ATTENZIONE: l’articolo contiene spoiler su Blue Eye Samurai, la serie animata disponibile su Netflix!!
Blue Eye Samurai è una serie che va guardata. Non vista, proprio guardata. Gli occhi devono perdercisi dentro e poi ritrovarsi. Devono spaziare, muoversi, contorcersi e distendersi. Ha un’impalcatura estetica che dà piacere allo sguardo. Lo cattura, lo ammalia, lo trascina nelle valli immense del brullo Giappone medievale. E poi lo restituisce al trambusto dei villaggi affollati, alla caciara delle taverne sudicie di strada, all’imponenza dei castelli di pietra che incutono timore in chi guarda. Blue Eye Samurai è bella già così. Come spettacolo per la vista, delizia dello sguardo. In fatto di serie tv animate, Netflix ha sfornato grandi titoli.

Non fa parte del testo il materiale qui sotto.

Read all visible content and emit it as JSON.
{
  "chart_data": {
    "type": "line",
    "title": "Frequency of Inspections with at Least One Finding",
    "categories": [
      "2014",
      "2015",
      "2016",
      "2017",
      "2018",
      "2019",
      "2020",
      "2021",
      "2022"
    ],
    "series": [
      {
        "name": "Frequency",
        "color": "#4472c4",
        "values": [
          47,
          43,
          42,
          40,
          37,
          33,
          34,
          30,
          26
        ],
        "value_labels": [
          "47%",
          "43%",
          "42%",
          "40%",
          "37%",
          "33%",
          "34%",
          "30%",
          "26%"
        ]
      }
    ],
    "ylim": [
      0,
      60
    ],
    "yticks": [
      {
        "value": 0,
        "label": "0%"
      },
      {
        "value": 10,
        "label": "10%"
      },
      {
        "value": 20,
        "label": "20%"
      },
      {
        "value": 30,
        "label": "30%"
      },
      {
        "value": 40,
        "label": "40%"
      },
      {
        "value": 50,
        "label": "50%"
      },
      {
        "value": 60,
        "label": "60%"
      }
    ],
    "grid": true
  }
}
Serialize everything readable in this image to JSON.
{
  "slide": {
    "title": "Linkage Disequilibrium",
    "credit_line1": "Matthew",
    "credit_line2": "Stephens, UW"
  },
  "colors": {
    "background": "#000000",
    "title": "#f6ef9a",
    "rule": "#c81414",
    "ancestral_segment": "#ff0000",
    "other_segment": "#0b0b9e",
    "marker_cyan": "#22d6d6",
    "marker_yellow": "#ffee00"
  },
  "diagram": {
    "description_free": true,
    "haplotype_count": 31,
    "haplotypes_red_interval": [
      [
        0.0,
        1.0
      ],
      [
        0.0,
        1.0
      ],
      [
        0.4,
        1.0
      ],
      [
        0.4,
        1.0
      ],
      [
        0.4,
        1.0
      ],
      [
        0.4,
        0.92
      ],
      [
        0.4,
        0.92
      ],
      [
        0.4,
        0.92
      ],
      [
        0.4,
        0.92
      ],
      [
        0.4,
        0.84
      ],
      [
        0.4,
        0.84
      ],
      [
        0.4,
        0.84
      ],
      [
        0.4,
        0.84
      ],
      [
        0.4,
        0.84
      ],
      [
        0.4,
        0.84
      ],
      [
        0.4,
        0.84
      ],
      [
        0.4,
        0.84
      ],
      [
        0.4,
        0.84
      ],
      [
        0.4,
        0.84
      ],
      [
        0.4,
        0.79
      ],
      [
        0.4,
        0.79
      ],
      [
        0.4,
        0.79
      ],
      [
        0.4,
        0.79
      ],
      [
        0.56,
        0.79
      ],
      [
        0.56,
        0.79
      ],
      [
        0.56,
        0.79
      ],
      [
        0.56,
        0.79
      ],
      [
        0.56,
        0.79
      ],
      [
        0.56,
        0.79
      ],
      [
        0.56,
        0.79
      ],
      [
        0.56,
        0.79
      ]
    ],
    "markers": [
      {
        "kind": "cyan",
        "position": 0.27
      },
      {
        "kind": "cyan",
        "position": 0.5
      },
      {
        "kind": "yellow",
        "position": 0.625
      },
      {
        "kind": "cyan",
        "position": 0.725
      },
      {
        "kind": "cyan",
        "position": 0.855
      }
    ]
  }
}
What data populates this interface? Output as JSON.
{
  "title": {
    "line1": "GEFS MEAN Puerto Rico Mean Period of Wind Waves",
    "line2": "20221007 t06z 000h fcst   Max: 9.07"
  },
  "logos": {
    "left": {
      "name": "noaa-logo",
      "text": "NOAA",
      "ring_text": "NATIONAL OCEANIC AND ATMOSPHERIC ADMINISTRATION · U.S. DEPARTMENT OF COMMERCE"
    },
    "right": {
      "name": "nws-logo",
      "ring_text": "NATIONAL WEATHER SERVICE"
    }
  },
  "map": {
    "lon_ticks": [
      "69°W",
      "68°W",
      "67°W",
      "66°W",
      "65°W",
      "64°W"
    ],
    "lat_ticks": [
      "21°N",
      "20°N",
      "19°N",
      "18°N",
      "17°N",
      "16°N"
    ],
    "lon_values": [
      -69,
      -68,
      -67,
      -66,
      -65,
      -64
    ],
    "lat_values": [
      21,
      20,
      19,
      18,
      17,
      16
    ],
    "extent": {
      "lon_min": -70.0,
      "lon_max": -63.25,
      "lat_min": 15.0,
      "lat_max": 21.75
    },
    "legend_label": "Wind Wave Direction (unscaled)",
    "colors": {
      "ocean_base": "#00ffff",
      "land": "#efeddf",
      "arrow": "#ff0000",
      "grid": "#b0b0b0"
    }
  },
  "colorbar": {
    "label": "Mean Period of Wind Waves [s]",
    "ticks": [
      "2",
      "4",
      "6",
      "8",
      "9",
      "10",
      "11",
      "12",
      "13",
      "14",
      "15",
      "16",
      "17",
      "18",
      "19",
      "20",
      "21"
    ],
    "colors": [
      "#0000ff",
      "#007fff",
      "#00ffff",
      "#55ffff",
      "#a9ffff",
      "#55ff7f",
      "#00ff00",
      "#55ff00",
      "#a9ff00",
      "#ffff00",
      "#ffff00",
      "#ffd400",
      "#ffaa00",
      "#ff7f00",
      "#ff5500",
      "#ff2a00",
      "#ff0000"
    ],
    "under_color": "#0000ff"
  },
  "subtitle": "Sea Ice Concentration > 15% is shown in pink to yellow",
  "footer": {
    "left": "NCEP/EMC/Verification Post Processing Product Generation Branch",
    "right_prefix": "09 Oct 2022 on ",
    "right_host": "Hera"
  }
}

Tutto il comparto grafico ha lavorato alla realizzazione delle immagini con una cura pazzesca.
Nulla è mai fuori posto. I colori sono nitidi, liquidi. Ogni variazione cromatica è agganciata a uno stato d’animo. Lo riflette o lo controbilancia, per accrescere nello spettatore le sensazioni contrastanti che la trama vuole evocare. I paesaggi sono così puliti, trasparenti, che si ha l’impressione di essere ogni volta davanti a un’opera d’arte. Il character design è accurato e dettagliato. Le sequenze d’azione sfiorano il capolavoro. I combattimenti diventano una specie di danza nella quale i personaggi si muovono con armonia. Fluidi, disinvolti, magnetici. Ma Blue Eye Samurai non si ferma solo alla bellezza estetica. Non è solo forma. È anche sostanza, meravigliosa sostanza.
La serie animata, già rinnovata per una seconda stagione, è un’esplorazione cruda e spietata di sentimenti angoscianti e foschi.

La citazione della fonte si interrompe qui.